A federal judge in Chicago refused to dismiss charges against a community activist accused of attempting to blackmail Yankees slugger Gary Sheffield and his wife with a purported sex videotape, and ordered him held in jail.

U.S. Magistrate Judge Morton Denlow brushed aside Derrick Mosley's claim that he just wanted to provide moral counseling to Sheffield's wife, gospel singer DeLeon Richards.

"There is probable cause to believe that this whole issue of counseling and that you were intending to counsel that person was a fraud," the judge said.

During the hearing, federal prosecutors played a secretly made tape of Mosley, 38, telling Sheffield's Chicago-based business agent that he had done "a noble thing" in not trying to sell the videotape on the open market.

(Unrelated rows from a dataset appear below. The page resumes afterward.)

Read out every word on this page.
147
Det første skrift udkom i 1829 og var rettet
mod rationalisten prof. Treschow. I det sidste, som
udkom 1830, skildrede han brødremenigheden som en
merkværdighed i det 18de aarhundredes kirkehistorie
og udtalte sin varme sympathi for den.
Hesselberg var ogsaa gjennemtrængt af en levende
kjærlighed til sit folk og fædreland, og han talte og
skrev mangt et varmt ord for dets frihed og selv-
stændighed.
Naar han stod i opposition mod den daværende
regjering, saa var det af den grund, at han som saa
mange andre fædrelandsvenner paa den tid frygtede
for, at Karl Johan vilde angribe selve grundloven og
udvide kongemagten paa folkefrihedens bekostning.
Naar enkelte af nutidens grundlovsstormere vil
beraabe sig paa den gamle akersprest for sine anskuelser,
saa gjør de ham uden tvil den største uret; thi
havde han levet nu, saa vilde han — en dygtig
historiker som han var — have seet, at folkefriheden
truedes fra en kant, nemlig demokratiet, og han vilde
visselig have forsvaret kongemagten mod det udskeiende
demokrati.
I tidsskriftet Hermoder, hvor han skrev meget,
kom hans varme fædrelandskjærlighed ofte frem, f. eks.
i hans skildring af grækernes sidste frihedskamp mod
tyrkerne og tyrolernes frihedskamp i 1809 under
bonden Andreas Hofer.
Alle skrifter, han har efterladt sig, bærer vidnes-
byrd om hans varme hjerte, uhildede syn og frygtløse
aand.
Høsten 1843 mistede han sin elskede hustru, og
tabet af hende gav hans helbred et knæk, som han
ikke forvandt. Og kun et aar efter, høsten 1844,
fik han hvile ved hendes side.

The business agent, Rufus Williams, has said Mosley told him that the videotape was sent to him anonymously and that it showed Richards having sex with a professional musician.

D'BACKS: Former first baseman Mark Grace will return as a TV analyst for Arizona next season, agreeing to a two-year contract. Grace interviewed last month for the manager's job that eventually went to Bob Melvin.

EXPOS: Frank Robinson has agreed to a one-year contract to return as manager. But the team's move to Washington is still awaiting approval of the owners and the passage of a stadium financing package by the District of Columbia Council. The owners postponed a planned vote Thursday, although commissioner Bud Selig said he expects the move to be approved by Dec.6.